Campers have unlimited choice already when it comes to choosing impressive camping trailers, RVs and more. This wide array of options is suited for almost any enthusiast’s need and comfort. But if you’re looking for modularity, Whale Trailer Cabin will be your best bet when it makes out of the concept stage to ride you to the great outdoors with more purpose and luxury.

A plethora of feature-packed luxury travel trailers available on the market has made it easier for people during the pandemic to enjoy the changing scenery without having to deal with tourist crowds. This has been a sight in many countries including China, as most international borders have remained closed for the better part of two years now, giving adventures and family a chance to explore their own country in hired or owned (as means allow) RVs, trailers, and motorhomes. The choice of camping trailers show how creative people can be when it comes to customizing mobile living landscape, and in the bid, designer Hu Yong’s Whale Trailer Cabin is a splendid example.

Designed to the needs and preferences of the Chinese consumer market, the trailer visions to tap into the growing fad for RVs and the like in the Asian country. According to Goldstein Market Intelligence forecast, the Chinese RV market is expected to grow from 25,000 units in 2017 to almost 400,000 units by 2030. Based on the recreational vehicle type, the trailer segment according to the analysis is the fastest growing and will be hugely in demand through this period. In this scenario, the right option will let you bring the entire family, including your pet, to the great outdoors without having to sacrifice comfort.

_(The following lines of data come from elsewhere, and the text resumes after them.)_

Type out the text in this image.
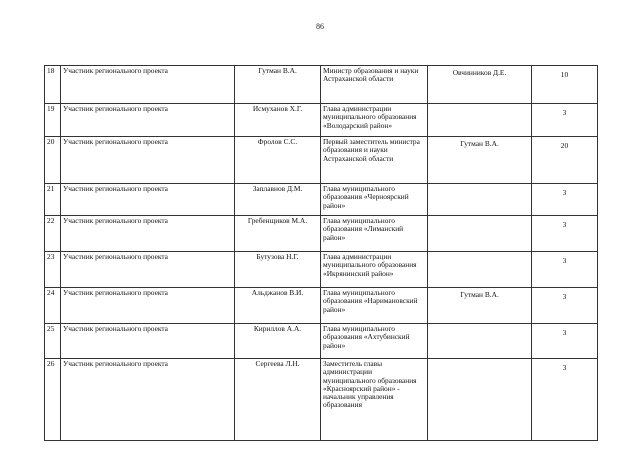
86
18	Участник регионального проекта	Гутман В.А.	Министр образования и науки Астраханской области	Овчинников Д.Е.	10
19	Участник регионального проекта	Исмуханов Х.Г.	Глава администрации муниципального образования «Володарский район»		3
20	Участник регионального проекта	Фролов С.С.	Первый заместитель министра образования и науки Астраханской области	Гутман В.А.	20
21	Участник регионального проекта	Заплавнов Д.М.	Глава муниципального образования «Черноярский район»		3
22	Участник регионального проекта	Гребенщиков М.А.	Глава муниципального образования «Лиманский район»		3
23	Участник регионального проекта	Бутузова Н.Г.	Глава администрации муниципального образования «Икрянинский район»		3
24	Участник регионального проекта	Альджанов В.И.	Глава муниципального образования «Наримановский район»	Гутман В.А.	3
25	Участник регионального проекта	Кириллов А.А.	Глава муниципального образования «Ахтубинский район»		3
26	Участник регионального проекта	Сергеева Л.Н.	Заместитель главы администрации муниципального образования «Красноярский район» - начальник управления образования		3
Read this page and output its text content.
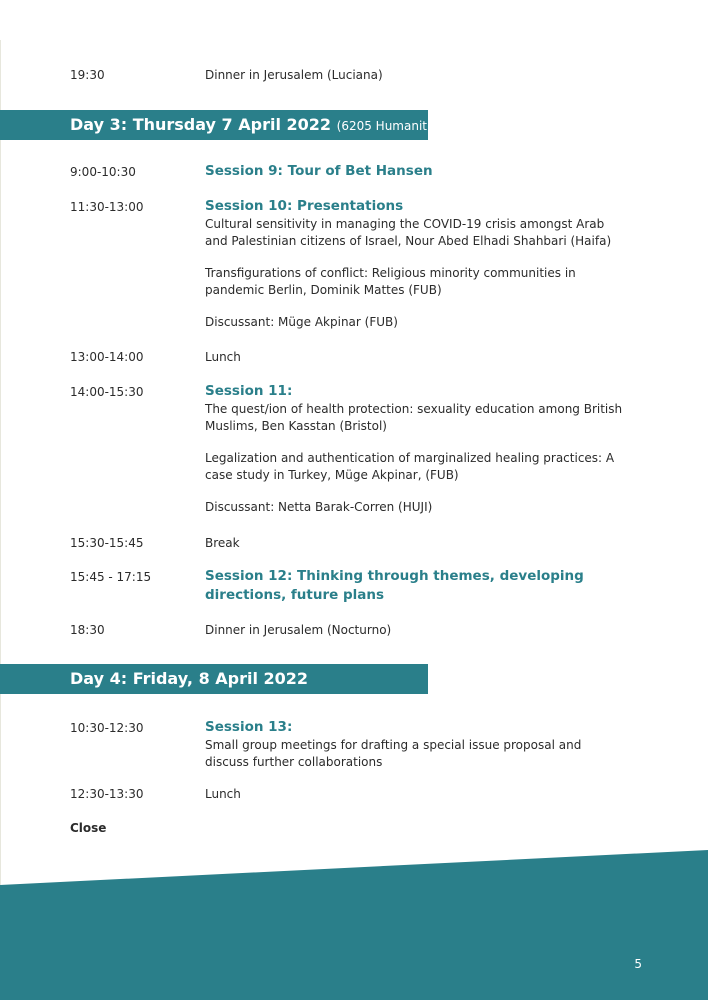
19:30	Dinner in Jerusalem (Luciana)
Day 3: Thursday 7 April 2022 (6205 Humanities)
9:00-10:30	Session 9: Tour of Bet Hansen
11:30-13:00	Session 10: Presentations

Cultural sensitivity in managing the COVID-19 crisis amongst Arab and Palestinian citizens of Israel, Nour Abed Elhadi Shahbari (Haifa)

Transfigurations of conflict: Religious minority communities in pandemic Berlin, Dominik Mattes (FUB)

Discussant: Müge Akpinar (FUB)

13:00-14:00	Lunch
14:00-15:30	Session 11:

The quest/ion of health protection: sexuality education among British Muslims, Ben Kasstan (Bristol)

Legalization and authentication of marginalized healing practices: A case study in Turkey, Müge Akpinar, (FUB)

Discussant: Netta Barak-Corren (HUJI)

15:30-15:45	Break
15:45 - 17:15	Session 12: Thinking through themes, developing directions, future plans
18:30	Dinner in Jerusalem (Nocturno)
Day 4: Friday, 8 April 2022
10:30-12:30	Session 13:

Small group meetings for drafting a special issue proposal and discuss further collaborations

12:30-13:30	Lunch
Close
5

In that vein, the Red Dot Design Award 2021 winning Whale Trailer Cabin, which as the name suggests derives shape from the marine animal, comes with a gradient marine blue and white color exterior. From the images, the white interior of the trailer blends well with the exterior color scheme and adds to the luxe. The concept separates the sleeping, living and eating areas and has an extending awning at the back that offers more covered outdoor space to be utilized. When you want to grab a bite, the hideaway kitchen on the front can be pulled out giving you a complete kitchen to your disposal. In the middle is the living area with a pop-top roof opening up space for more headroom and natural light.

In the rear of this conceptual trailer with big windows lies the interesting sleeping area. The slide-out section rests on a clip-out stand and also with an inflatable pop-top roof. The matte finish on the exterior is largely what amplifies the overall appeal of this trailer that’s feature-laden right out of the box. The sizeable, yet durable all-in-one trailer has everything you’d want built right in – all you’ll require is a towing truck and you’re good to go for a spin. I’m not sure if this particular trailer is designed for more than a weekend stay, but we’d assume it makes provision for some photovoltaics and water harvesting, so it can fit the need of adventurers who want to park it in the wild and forget about returning back to the city life for at least a few weeks.